Solar Hot Water is fast becoming the poor cousin of Solar PV (AKA Solar Electricity). Consumers just seem to prefer solar PV to solar hot water these days. In fact solar hot water has gone from almost zero to 1,000,000 roofs in about 30 years, whereas PV has gone from almost zero to 500,000 roofs in about 5 years. Soon there will be more PV than Solar HW out there! Unbelievable.
It doesn’t help that retailers prefer to sell PV over hot water – for a whole bunch of reasons that I’ll go into in a future blog post.
Here’s a video where I answer the question posed in the title: Should you buy Solar Hot Water or PV first?, But first I answer a much more fundamental question that creates an enormous amount of confusion out there:
And here’t the transcript for the video-phobes amongst you:
Okay so this is a rarely fundamental question that I get asked. A lot of people out there think the answer is obvious, but it’s also has a lot of confusion about this. The question is:
What is the difference between a solar hot water panel and a solar electricity panel?
They are completely different things okay?
A solar hot water often has an integrated tank so it stores the water on the roof with the panel, you can also get them without the tank, where the tank is on ground level.
How do these panels work? It’s really simple, you pump cold water literally through the panel, the sun comes in hits the glass - hits the water, heats the water – the hot water gets pumped the hot tap, simple as that.
There are two main types of technology for solar hot water panels. First is the flat plate collector, called… “Flat plate”. The other is a funkier looking technology and I get into all sorts of trouble with so hot water dealers if I say they are more efficient. They are called Evacuated Tube and they’re more expensive, as generally they convert more of the sun’s heat into heat in the water. Hence, why they’re more efficient certainly more efficient at lower temperatures.
So, if you live somewhere chilly like Melbourne or Tasmania, you probably looking at evacuated tubes wheras if you live somewhere like Brisbane, like Northern New south Wales, evacuated tube is probably a bit over the top. So that’s the solar hot water panel.
The second type of solar panel is thetype of solar panel that people generally are thinking about when they think about solar – and that’s the solar electricity panel.
You get between 6 and 60 on a roof. They are much smaller than solar hot water panels and all they do is they take the sunlight in and use a mixture of semi conductors and silicon to convert the sunlight into electricity, so you get sun in and electricity out.

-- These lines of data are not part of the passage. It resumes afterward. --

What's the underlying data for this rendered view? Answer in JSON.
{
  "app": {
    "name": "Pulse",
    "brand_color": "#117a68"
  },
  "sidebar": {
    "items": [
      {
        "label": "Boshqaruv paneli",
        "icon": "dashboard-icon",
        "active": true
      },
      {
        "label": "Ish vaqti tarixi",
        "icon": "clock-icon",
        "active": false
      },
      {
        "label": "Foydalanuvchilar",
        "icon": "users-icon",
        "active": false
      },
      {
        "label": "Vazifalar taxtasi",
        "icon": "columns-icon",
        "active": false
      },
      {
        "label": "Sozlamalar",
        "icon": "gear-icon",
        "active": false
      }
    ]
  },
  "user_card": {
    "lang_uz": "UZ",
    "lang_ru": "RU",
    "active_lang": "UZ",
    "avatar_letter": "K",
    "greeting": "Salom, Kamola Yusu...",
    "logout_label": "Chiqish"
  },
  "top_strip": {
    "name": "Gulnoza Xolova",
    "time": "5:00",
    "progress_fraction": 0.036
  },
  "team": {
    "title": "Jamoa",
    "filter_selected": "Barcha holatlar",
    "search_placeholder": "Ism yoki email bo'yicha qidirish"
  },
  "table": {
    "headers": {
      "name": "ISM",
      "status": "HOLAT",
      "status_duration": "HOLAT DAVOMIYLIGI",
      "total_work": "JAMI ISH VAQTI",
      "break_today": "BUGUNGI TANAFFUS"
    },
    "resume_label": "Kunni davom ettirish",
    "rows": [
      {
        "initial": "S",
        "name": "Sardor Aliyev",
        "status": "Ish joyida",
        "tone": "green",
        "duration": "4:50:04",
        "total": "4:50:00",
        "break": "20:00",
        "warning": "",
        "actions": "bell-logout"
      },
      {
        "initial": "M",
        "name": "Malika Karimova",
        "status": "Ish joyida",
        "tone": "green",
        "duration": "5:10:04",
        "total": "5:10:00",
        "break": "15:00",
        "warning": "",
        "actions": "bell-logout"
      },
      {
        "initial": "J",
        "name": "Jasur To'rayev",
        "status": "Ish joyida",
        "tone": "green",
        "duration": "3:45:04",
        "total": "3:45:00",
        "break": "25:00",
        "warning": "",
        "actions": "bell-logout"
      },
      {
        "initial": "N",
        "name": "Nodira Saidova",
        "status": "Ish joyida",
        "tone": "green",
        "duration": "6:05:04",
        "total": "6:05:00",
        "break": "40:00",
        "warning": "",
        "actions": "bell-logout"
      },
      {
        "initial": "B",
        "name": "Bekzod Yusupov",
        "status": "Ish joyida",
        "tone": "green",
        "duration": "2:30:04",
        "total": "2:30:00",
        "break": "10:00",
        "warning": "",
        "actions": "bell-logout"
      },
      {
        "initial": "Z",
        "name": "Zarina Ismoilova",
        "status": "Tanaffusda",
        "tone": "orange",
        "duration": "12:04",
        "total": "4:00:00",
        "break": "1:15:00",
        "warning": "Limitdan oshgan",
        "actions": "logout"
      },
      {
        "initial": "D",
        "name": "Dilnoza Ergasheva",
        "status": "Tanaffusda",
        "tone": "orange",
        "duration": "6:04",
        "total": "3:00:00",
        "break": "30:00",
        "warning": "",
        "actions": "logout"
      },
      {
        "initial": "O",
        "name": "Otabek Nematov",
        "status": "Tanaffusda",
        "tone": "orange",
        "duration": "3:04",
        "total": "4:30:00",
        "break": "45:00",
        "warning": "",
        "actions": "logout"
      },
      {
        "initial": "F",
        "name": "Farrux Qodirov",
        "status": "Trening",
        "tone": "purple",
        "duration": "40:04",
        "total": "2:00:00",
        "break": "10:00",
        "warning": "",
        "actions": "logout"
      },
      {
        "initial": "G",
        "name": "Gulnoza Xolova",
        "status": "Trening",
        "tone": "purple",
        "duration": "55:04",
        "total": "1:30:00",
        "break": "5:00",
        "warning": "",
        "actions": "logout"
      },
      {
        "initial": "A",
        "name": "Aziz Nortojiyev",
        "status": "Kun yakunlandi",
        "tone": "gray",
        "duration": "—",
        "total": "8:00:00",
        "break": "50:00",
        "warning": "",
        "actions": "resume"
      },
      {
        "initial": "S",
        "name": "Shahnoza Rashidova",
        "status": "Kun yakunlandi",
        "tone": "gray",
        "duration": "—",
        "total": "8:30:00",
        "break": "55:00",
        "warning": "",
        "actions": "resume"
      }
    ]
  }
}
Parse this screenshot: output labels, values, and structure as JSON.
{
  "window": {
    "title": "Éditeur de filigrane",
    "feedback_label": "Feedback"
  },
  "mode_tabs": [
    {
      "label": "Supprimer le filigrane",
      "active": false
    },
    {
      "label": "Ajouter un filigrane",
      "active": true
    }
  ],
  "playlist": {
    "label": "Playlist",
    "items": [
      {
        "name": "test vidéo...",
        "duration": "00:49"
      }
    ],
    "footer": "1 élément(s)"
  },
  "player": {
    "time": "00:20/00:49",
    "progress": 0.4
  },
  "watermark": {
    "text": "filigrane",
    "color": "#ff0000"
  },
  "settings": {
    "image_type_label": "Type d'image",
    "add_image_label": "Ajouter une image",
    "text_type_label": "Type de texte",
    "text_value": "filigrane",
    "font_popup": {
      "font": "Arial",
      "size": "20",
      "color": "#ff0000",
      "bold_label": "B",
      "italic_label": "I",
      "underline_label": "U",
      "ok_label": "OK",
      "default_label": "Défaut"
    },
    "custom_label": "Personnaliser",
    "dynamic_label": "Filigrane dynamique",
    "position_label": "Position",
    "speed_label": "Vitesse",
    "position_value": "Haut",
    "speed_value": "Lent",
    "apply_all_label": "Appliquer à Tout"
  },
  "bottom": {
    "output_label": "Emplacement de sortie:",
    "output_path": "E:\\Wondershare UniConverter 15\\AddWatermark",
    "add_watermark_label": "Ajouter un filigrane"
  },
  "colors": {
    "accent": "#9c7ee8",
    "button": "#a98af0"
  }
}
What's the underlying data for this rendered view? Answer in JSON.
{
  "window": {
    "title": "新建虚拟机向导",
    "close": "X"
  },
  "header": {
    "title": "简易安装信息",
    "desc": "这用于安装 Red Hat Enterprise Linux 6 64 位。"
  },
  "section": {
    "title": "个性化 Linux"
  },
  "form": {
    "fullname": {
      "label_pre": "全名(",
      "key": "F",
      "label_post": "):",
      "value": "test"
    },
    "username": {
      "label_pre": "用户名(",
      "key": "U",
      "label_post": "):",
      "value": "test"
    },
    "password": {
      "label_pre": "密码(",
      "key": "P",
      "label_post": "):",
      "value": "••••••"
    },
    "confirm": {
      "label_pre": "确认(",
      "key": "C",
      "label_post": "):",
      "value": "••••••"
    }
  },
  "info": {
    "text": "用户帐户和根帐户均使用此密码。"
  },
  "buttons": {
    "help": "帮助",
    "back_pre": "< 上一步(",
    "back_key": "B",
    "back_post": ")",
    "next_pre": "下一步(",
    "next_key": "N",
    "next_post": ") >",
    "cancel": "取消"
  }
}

What should you get first?
Another common question when we’re talking about hot water and solar electricity is which type should you get first. The really simple answer to that question, is it depends how you heat your water at the moment. If you use electricity to heat your water, get solar hot water first and the payback will be between 5 and 6 years and that will probably be a faster payback in solar electricity, which would be between 6 and 10 years.
So get solar hot water first, if you have an electric hot water system at home.
If you have a gas hot water system at home then it’s completely the other way around. Gas heats water really efficiently anyway, so solar hot water will make it more efficient. But the payback if you retrofitting solar hot water to an existing gas system will probably be 15 to 20 years whereas if you get a PV system, the payback will be between 6 and 10 years.
So that’s the difference between solar hot water and solar PV and the answer to question which should you get first.